Jacqueline Lipton, “We, the Paparazzi”: Developing a Privacy Paradigm for Digital Video

Jacqueline Lipton, “We, the Paparazzi”: Developing a Privacy Paradigm for Digital Video

Comment by: Patricia Sanchez Abril

PLSC 2009

Published version available here: http://papers.ssrn.com/sol3/papers.cfm?abstract_id=1367314

Workshop draft abstract:

Digital age privacy law focuses mostly on text files containing personal data.  Little attention has been paid to privacy interests in video files that may portray individuals in an unflattering or embarrassing light.  As digital video technology, including inexpensive cellphone cameras, is now becoming widespread in the hands of the public, this focus needs to shift. Once a small percentage of online content, digital video is now appearing online at an exponential rate.  This is largely due to the growth of online social networking services such as YouTube, MySpace, Flickr, and Facebook.

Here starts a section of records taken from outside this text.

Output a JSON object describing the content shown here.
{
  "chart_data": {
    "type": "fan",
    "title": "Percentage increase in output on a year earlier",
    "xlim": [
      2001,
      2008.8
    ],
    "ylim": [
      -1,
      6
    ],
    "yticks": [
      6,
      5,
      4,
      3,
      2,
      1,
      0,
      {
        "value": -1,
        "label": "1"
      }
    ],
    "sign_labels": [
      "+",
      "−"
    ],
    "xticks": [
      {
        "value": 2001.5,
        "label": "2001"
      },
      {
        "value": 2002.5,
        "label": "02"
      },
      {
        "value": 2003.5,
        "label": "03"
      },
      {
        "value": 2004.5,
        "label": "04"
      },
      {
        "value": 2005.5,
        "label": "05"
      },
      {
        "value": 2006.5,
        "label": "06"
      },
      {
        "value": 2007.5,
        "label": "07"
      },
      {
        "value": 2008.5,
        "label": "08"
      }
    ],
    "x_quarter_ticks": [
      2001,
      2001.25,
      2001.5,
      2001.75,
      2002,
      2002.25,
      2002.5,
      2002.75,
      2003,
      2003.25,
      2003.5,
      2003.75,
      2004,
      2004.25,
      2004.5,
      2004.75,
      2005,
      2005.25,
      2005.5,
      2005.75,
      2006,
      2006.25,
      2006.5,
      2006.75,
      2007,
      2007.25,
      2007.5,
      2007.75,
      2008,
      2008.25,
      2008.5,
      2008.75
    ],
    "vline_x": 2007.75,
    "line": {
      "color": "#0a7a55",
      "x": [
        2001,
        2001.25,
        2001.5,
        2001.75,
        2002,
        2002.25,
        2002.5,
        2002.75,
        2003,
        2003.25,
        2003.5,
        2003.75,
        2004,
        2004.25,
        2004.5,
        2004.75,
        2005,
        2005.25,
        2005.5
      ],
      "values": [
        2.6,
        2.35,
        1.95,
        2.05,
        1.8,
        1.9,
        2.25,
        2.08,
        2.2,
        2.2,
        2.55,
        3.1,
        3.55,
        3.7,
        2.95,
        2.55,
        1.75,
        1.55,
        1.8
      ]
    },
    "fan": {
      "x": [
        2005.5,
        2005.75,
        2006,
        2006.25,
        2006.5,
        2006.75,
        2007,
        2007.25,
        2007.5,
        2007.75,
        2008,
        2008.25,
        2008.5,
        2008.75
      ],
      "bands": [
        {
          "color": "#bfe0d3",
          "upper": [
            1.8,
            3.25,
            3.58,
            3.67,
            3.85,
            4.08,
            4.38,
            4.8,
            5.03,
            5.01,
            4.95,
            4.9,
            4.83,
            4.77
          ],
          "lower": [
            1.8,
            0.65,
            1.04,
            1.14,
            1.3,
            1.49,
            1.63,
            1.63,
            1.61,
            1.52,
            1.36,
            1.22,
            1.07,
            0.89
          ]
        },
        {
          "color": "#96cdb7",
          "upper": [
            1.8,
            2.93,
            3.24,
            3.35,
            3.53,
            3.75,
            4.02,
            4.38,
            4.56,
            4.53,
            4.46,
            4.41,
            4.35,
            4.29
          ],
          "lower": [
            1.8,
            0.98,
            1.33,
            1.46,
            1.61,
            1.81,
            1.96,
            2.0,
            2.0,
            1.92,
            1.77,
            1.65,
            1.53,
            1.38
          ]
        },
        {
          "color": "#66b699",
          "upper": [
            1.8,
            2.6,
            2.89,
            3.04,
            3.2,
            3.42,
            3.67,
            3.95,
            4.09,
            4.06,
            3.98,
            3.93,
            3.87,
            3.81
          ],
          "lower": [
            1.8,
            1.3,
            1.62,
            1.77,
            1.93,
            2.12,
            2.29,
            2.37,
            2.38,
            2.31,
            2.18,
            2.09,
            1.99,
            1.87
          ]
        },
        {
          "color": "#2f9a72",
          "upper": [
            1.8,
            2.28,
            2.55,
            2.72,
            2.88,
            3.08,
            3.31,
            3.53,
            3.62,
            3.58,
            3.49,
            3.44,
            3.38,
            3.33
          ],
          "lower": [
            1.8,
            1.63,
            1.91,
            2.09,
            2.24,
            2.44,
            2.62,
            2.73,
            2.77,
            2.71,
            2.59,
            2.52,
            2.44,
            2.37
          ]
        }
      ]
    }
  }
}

The sharing of video online has become a global phenomenon.  At the same time, the lack of effective privacy protection for these images has become a global problem.  Digital video poses four distinct problems for privacy arising from:  de-contextualization, dissemination, aggregation, and permanency of online video information.  While video shares some of these attributes with text-based records, this article argues that the unique qualities of video and multi-media files necessitate a place of their own in online privacy discourse.  This article both identifies a rationale for, and critiques potential approaches to, digital video privacy.  It suggests that legal regulation, without more, is unlikely to provide the solutions we need to protect privacy in digital video.  Instead, it advocates a new, more nuanced multi-modal regulatory approach consisting of a matrix of legal rules, social norms, system architecture, market forces, public education, and non-profit institutions.